Cordilleran Section - 106th Annual Meeting, and Pacific Section, American Association of Petroleum Geologists (27-29 May 2010)

Paper No. 12
Presentation Time: 8:30 AM-12:00 PM

CAN GRAVITY ANOMALIES BE USED TO MAP PRE-PLIOCENE SEDIMENTARY BASINS IN THE CENTRAL COAST RANGES, CALIFORNIA?


SCHEIRER, Daniel, U.S. Geological Survey, 345 Middlefield Road, MS 989, Menlo Park, CA 94025, SWEETKIND, Donald, USGS, U.S Geological Survey, Mail Stop 973, Box 25046, Denver Federal Center, Denver, Denver, CO 80225, LANGENHEIM, Victoria, U. S. Geological Survey, 345 Middlefield Road, Menlo Park, CA 94025 and STANLEY, Richard G., U.S. Geological Survey, 345 Middlefield Road, MS 969, Menlo Park, CA 94025, dscheirer@usgs.gov

In relatively simple tectonic settings such as the Basin and Range, gravity anomalies correlate with Neogene basin-filling deposits, and the gravity anomaly can be modeled as a Cenozoic basin-fill component superimposed on a regionally varying pre-Cenozoic basement component. However, many sedimentary basins in the California Coast Ranges have had multi-stage basin-filling histories such that Pliocene and younger sediment accumulations are often poorly correlated with older Cenozoic sedimentary thickness, resulting in a complex gravity anomaly pattern.

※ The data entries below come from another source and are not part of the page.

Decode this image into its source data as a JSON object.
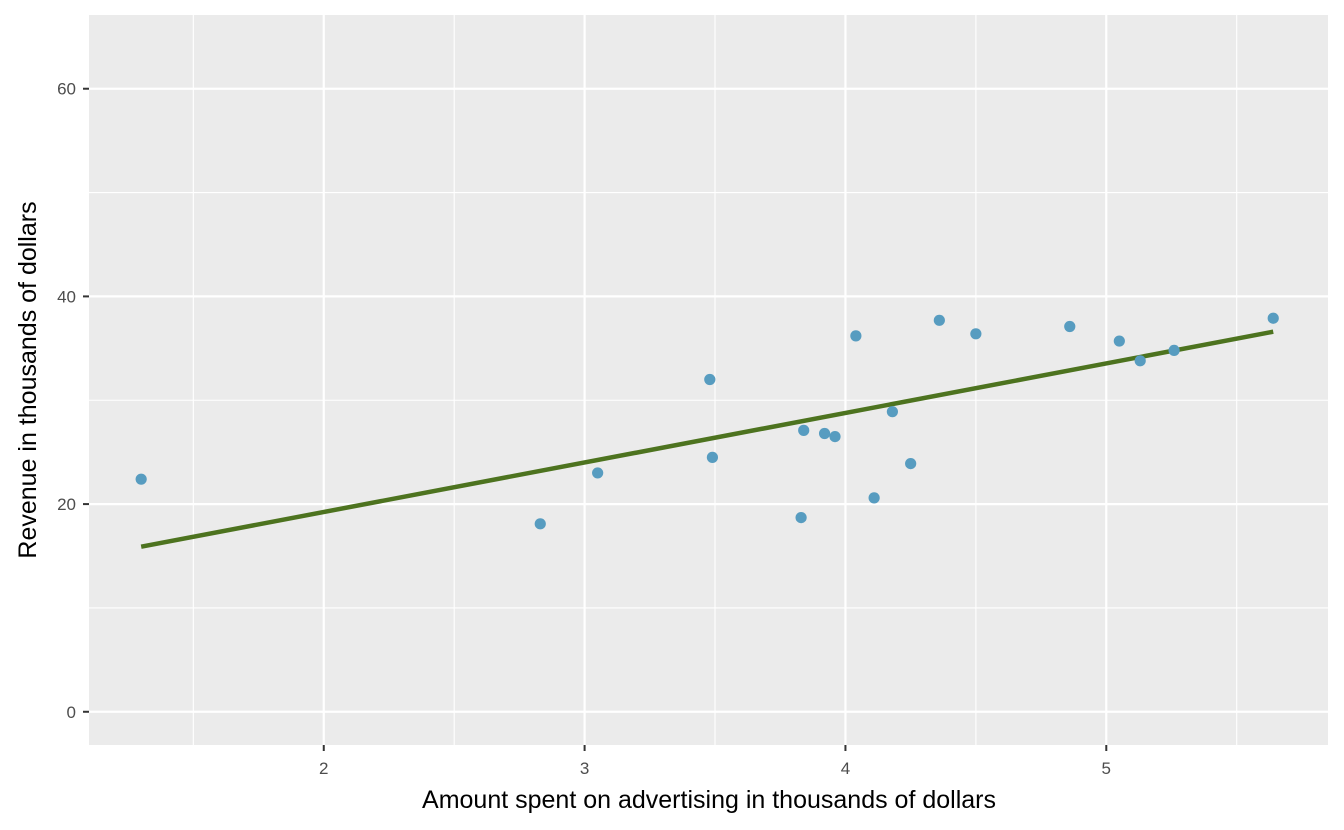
{
  "chart_data": {
    "type": "scatter",
    "title": "",
    "xlabel": "Amount spent on advertising in thousands of dollars",
    "ylabel": "Revenue in thousands of dollars",
    "xlim": [
      1.1,
      5.85
    ],
    "ylim": [
      -3.2,
      67.1
    ],
    "x_ticks": [
      2,
      3,
      4,
      5
    ],
    "y_ticks": [
      0,
      20,
      40,
      60
    ],
    "x_tick_labels": [
      "2",
      "3",
      "4",
      "5"
    ],
    "y_tick_labels": [
      "0",
      "20",
      "40",
      "60"
    ],
    "x_minor_ticks": [
      1.5,
      2.5,
      3.5,
      4.5,
      5.5
    ],
    "y_minor_ticks": [
      10,
      30,
      50
    ],
    "grid": true,
    "legend": "none",
    "panel_background": "#ebebeb",
    "grid_color": "#ffffff",
    "point_color": "#579cc0",
    "line_color": "#4d731f",
    "points": [
      {
        "x": 1.3,
        "y": 22.4
      },
      {
        "x": 2.83,
        "y": 18.1
      },
      {
        "x": 3.05,
        "y": 23.0
      },
      {
        "x": 3.48,
        "y": 32.0
      },
      {
        "x": 3.49,
        "y": 24.5
      },
      {
        "x": 3.83,
        "y": 18.7
      },
      {
        "x": 3.84,
        "y": 27.1
      },
      {
        "x": 3.92,
        "y": 26.8
      },
      {
        "x": 3.96,
        "y": 26.5
      },
      {
        "x": 4.04,
        "y": 36.2
      },
      {
        "x": 4.11,
        "y": 20.6
      },
      {
        "x": 4.18,
        "y": 28.9
      },
      {
        "x": 4.25,
        "y": 23.9
      },
      {
        "x": 4.36,
        "y": 37.7
      },
      {
        "x": 4.5,
        "y": 36.4
      },
      {
        "x": 4.86,
        "y": 37.1
      },
      {
        "x": 5.05,
        "y": 35.7
      },
      {
        "x": 5.13,
        "y": 33.8
      },
      {
        "x": 5.26,
        "y": 34.8
      },
      {
        "x": 5.64,
        "y": 37.9
      }
    ],
    "fit_line": {
      "type": "linear",
      "x": [
        1.3,
        5.64
      ],
      "y": [
        15.9,
        36.6
      ]
    }
  }
}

In these basins, Neogene tectonic deformation associated with the San Andreas Fault system has disrupted marine and non-marine depositional basins formed in an earlier tectonic environment.

We are modeling gravity anomalies in the multi-stage Cuyama and Carrizo Plain basins by separating the gravity effects of Pliocene and younger deposits from those of Miocene through upper Cretaceous deposits, with the goal of estimating how pre-Pliocene sediment accumulations have been disrupted since deposition. We utilize down-hole logs from oil and gas wells to constrain basin thickness estimates derived from depth-inversion of gravity anomalies. Our analysis shows that in the Carrizo basin, Pliocene and younger sediments are as thick as 1.5 km near the center of Carrizo Plain, and pre-Pliocene deposits have a smaller gravity signature than overlying deposits. In the Cuyama basin, the Pliocene and younger sediments are slightly less than 2 km in maximum thickness, and older sediments are 3-5 km thick. In western Cuyama basin, a narrow region of thick, interpreted-pre-Pliocene sediments extends to the northwest of the present-day valley. Restoration of ~30 km of right-lateral offset on the buried Russell Fault places this narrow region of sediments adjacent to similarly thick pre-Pliocene accumulations observed east of the Russell Fault in central and eastern Cuyama Valley. By analyzing the disruption of Miocene and older basins west of the San Andreas Fault in conjunction with evidence for piercing relations from bedrock outcrop and magnetic anomalies, we hope to define better the pattern and timing of deformation along the faults that segment this portion of the California Coast Ranges.